En una de esas escapadas para fumar en el hotel, Silvina escuchó desde la puerta que Hebe respiraba mal. Entró en la habitación y notó que tenía un ataque de hipoglucemia. “Traeme una Coca”, le pidió Hebe. Se compensó a los pocos minutos de tomarla, pero no sabía cómo iba a sentirse para la audiencia con el papa al día siguiente. Finalmente, Bergoglio la recibió a solas durante dos
horas y cuarto y le pidió que le envíe noticias de la Argentina siempre que pueda.
Desde ese momento, Hebe de Bonafini mantiene un vínculo cotidiano por WhatsApp con el papa Francisco.
Semanas después del último encuentro con Hebe de Bonafini, Evel Beba de Petrini está en la Asociación de las Madres de Plaza de Mayo dando una entrevista para esta nota. Apenas pasaron diez minutos del comienzo cuando Hebe de Bonafini sale de su oficina vestida con un batón beige y sandalias y se detiene a unos metros, la mirada intempestiva.
—Hay una cosa de ustedes que me da intriga. ¿Todavía siguen hablando con gente? ¿Cómo es esto? Me apuraron para que los atienda, fueron a mi casa, ¿y ahora resulta que todavía están acá? Hay algo que no me queda claro, y a mí me gustan las cosas claras, claras —dice, y se va al baño.

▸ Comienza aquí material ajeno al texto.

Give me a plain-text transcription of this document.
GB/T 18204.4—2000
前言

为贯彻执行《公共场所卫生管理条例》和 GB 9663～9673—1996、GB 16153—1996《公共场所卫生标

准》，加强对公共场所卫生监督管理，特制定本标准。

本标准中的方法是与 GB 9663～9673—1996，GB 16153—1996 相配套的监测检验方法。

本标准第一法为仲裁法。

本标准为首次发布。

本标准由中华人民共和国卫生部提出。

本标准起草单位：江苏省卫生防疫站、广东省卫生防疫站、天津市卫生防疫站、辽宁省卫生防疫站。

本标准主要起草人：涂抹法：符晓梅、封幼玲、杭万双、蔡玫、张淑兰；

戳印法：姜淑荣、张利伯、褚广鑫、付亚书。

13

—Ahí la tenés, ésa es Hebe de Bonafini —dice Beba—. Ella te dice “lo quiero así” y entonces vos le decís “yo no puedo”. O vos podés, pero capaz de otra forma, no con la velocidad y la rapidez que ella quiere. ¿Pero cómo se lo explicás? Ahora, para aclarárselo, se lo van a tener que decir un montón de veces.
Unos minutos después sobreviene el intento de aclarar la situación:
—Disculpá Hebe, la nota sigue adelante, estamos haciendo más entrevistas.
—No, no, ustedes ya me mintieron. Ahora váyanse, estoy ocupada, tengo cosas mucho más importantes que hacer.
Desde su pequeña oficina, Hebe de Bonafini debe seguir dándole órdenes al mundo.